I had called Richard, my husband of fifteen years, just to tell him I was coming home early from my mother’s house. He answered with that breathless, hurried tone he always used when he claimed to be in the middle of a crucial negotiation. He said he loved me. He said he was wrapping up. And then he thought he hung up.
But he didn’t.
The connection stayed open. The silence on the line lasted only a second before the static cleared and his voice came through the speakers—not the gentle, loving voice he used with me, but a lower, more arrogant tone.
“God, she is so suffocating,” Richard said. The clarity was terrifying. It sounded like he was sitting in the passenger seat next to me. “I almost slipped up and called her by your name.”
My hands tightened on the leather steering wheel. I checked the screen. The call timer was still ticking. I opened my mouth to shout, to say, “Richard, I’m still here.”
But then a woman’s voice answered him. A voice I knew better than my own sister’s.
“You better not.” The woman laughed, a throaty, familiar sound. “I don’t want my son confused about who his real family is.”
It was Monica—my best friend. The woman I had known since college. The woman who sat at my kitchen island every Sunday drinking herbal tea.
I didn’t scream. I didn’t breathe. I just merged into the slow lane, my heart hammering a frantic rhythm against my ribs.

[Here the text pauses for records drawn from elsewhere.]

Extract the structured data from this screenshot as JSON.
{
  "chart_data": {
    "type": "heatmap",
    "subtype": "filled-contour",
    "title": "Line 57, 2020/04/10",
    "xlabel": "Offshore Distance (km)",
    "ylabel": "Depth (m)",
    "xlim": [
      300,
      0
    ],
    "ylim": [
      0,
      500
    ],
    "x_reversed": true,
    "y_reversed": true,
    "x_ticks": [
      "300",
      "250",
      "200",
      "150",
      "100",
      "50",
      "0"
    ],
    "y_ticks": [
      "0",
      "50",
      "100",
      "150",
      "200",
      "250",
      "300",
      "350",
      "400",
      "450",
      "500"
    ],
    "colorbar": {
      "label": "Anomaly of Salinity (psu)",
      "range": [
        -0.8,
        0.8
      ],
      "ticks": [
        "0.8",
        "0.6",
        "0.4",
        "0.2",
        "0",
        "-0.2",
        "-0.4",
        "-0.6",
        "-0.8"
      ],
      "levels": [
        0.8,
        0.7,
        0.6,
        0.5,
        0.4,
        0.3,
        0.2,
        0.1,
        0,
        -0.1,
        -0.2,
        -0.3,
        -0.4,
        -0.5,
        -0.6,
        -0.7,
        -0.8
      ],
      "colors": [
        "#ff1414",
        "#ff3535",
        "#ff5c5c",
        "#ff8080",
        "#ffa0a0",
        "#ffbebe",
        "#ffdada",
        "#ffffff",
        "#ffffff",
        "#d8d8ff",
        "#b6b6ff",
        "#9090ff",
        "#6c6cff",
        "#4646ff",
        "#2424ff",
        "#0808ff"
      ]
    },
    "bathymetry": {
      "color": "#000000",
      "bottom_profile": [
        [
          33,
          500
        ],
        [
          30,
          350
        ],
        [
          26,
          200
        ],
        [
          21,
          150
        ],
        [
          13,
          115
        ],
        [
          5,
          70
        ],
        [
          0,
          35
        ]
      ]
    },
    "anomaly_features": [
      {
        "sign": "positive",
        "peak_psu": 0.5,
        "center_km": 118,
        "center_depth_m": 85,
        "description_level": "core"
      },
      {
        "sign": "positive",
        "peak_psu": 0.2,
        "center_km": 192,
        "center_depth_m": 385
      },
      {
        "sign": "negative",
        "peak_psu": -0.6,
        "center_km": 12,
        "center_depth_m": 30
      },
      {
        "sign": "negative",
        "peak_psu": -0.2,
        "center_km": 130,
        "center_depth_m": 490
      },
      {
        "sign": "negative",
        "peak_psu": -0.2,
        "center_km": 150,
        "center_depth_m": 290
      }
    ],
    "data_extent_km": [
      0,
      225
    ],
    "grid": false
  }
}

“Don’t worry, babe,” Richard said. “Laura is clueless. She lives in that fairy tale world her daddy built for her. She thinks I’m grinding away at the office to build our future. I’m tired of waiting.”
“Richard,” Monica whined. “Look at me. I’m six months pregnant. I can’t keep hiding inside those hideous oversized sweaters Laura buys me. It’s humiliating pretending this baby is some accident from a guy who ran off.”
“Just wait.” Richard’s voice turned cold, calculating. “Just wait until her father’s check clears. You know the trust fund distribution is next month. Five million. Monica, that’s our ticket. Once that money hits our joint account, I transfer it to the offshore shell, serve her the divorce papers, and we are gone. We’ll take the baby and leave her with nothing but her empty house and her dried-up womb.”
I felt the blood drain from my face. The world outside my windshield blurred.
Dried-up womb.
The cruelest insult he could possibly throw. He knew how many rounds of IVF we had tried. He knew how many nights I had cried in his arms after another miscarriage. He knew I blamed myself.
“She’s too old to give me a son anyway,” Richard continued, twisting the knife. “She’s barren, Monica. You’re giving me the legacy she never could.”